Can I set the EMI strike price below AMV?

No. EMI rules require the strike price to be at least AMV at grant. Strike below AMV is not a slightly-worse grant - it disqualifies the entire option from EMI treatment, and the grant is taxed as an unapproved option (income tax at up to 45% plus NI on the gain). The strike-equal-to-AMV rule is the cleanest line in the EMI regime; do not cross it.

How long does an HMRC AMV / UMV agreement stay valid?

90 days from the date of agreement. Any grant made within 90 days uses the agreed AMV / UMV figures. After 90 days, you need a fresh agreement, even if nothing has changed. Most companies time their valuation agreement to coincide with the planned grant window - submit the VAL231 4-6 weeks before the planned grant date so the 90-day clock covers the actual grant.

Does the April 2026 expansion affect existing EMI grants?

No - existing grants keep their original terms, original AMV, original strike. The expansion applies only to grants made on or after 6 April 2026. Practically this means a company that hit the old GBP 30m gross-asset ceiling in early 2026 and stopped granting EMI can resume granting from April 2026 onwards under the new GBP 120m ceiling.

Can I apply a higher restrictions discount than 20%?

Yes, if the restrictions package genuinely warrants it. A heavy drag-along plus a hard transfer lock plus a 5-year leaver-clawback can sustain a 30% restrictions discount. HMRC will look at the actual restrictions schedule. The risk in pushing the discount above 25% is HMRC counter-proposing - which adds 4-8 weeks to the agreement timeline. For most indie SaaS first grants, the standard 20% is the path of least resistance.

What happens if HMRC rejects the VAL231 submission?

HMRC very rarely rejects outright.
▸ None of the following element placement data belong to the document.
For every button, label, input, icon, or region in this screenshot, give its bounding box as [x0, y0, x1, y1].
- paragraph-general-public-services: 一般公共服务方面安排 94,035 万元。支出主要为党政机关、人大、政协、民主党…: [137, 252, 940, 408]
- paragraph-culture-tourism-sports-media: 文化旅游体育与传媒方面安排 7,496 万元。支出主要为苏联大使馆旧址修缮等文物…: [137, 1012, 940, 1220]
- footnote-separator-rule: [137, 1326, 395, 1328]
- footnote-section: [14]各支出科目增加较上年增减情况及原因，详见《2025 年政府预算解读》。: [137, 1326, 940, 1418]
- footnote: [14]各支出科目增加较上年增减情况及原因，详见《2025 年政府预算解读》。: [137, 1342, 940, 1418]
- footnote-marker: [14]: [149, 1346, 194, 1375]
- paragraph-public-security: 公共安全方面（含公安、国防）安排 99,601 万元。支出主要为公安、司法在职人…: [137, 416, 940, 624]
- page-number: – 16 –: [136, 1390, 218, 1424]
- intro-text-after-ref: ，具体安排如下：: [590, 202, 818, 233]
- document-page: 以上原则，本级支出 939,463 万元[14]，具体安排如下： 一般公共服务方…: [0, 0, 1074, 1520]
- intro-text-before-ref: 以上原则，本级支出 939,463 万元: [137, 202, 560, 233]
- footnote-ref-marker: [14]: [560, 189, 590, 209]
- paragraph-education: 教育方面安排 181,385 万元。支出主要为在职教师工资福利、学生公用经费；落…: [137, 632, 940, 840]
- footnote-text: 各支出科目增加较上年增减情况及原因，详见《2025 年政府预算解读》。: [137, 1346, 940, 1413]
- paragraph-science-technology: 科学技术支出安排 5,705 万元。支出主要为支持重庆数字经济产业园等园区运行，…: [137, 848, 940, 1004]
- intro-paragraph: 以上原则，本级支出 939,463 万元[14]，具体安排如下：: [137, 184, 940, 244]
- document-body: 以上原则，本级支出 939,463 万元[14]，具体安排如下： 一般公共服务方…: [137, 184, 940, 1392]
The normal response is a counter-figure - they propose an alternative AMV / UMV. You can accept (resubmit at their figure), counter back (with additional comparables or a revised restrictions argument), or escalate to a formal valuation tribunal (rare, expensive, slow). For a clean indie SaaS post-SEIS submission with sensible discounts, the counter rate is in the single-digit percent. Most submissions clear first time.